Matamoras credited the CWS program’s approach of building communities of learning among participants. “It has been very valuable to use lessons learned in the activities of one program to start a food security and nutrition program in new communities in another part of Nicaragua.”

Matamoras also stressed the CWS program’s community organizing and training component as key to sustainability. “By making communities stronger in leadership and organization, they are able to apply on their own for projects in their municipalities,” and are “capable of developing their own solutions.”

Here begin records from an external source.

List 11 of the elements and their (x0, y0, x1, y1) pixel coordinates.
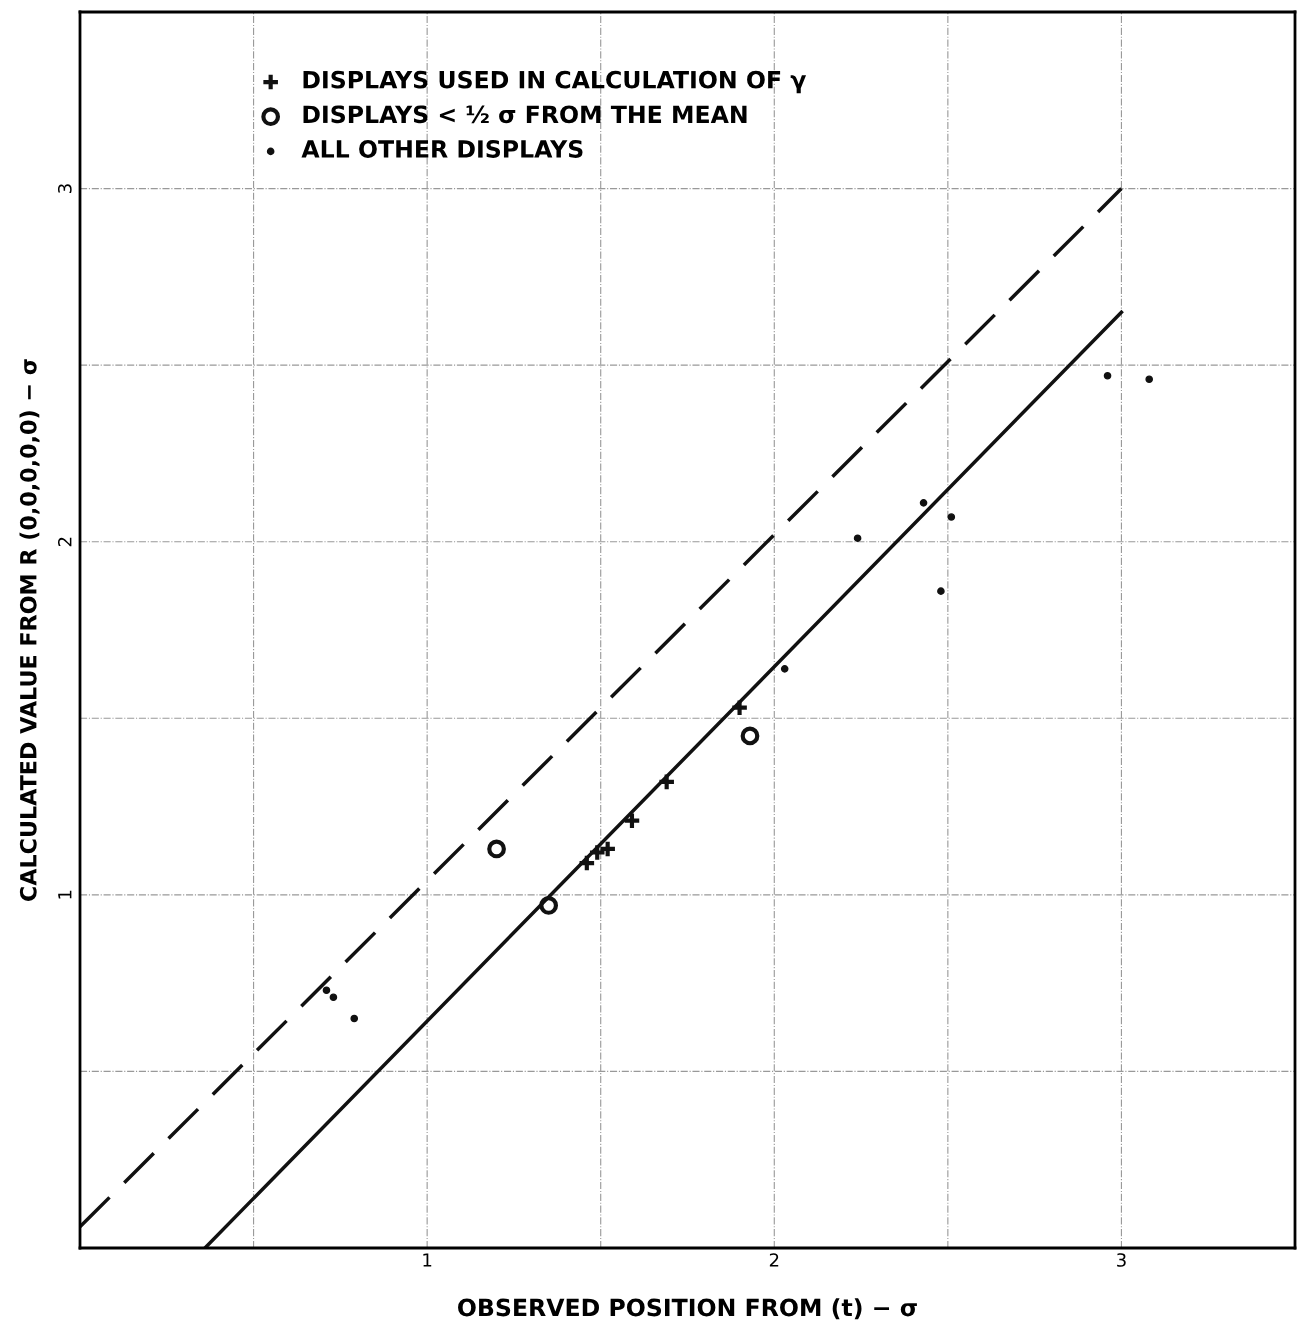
y-tick-label: 3 (57, 184, 72, 193)
x-tick-label: 1 (423, 1253, 432, 1267)
x-axis-title: OBSERVED POSITION FROM (t) − σ (458, 1298, 917, 1320)
legend-label: ALL OTHER DISPLAYS (301, 140, 583, 158)
legend-label: DISPLAYS < ½ σ FROM THE MEAN (303, 105, 747, 124)
y-tick-label: 2 (57, 537, 72, 547)
x-tick-label: 2 (769, 1253, 779, 1267)
y-axis-title: CALCULATED VALUE FROM R (0,0,0,0,0) − σ (19, 359, 40, 901)
legend-label: DISPLAYS USED IN CALCULATION OF γ (303, 70, 807, 94)
y-tick-label: 1 (58, 890, 72, 899)
x-tick-label: 3 (1117, 1253, 1126, 1267)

Tumax and Matamoras are attending this week’s Hunger Summit and World Food Prize Symposium along with other CWS-hosted Central America program partners Hugo Garrido, executive director of CIEDEG (Conference of Evangelical Churches of Guatemala), Suyapa Ucles, Honduras program director for CASM (Mennonite Social Action Commission), and Guilmer Miguel, a farmer in Nueva Frontera, Santa Bárbara, Honduras.

Also at the Iowa Hunger Summit, CWS Iowa Regional Director Rev. Russell Melby echoed the connection between action and advocacy, “whether the action is growing crops or walking in a U.S. CROP Hunger Walk.” Melby cited long-time Cedar Rapids CROP Hunger Walk coordinator Ellen Fisher, who “models CROP Hunger Walk coordination and advocacy together. She recognizes that the two steps complement each other and that walking in a CROP Hunger Walk can lead to taking the next step of advocacy, such as contacting elected officials and writing letters to editors on hunger.”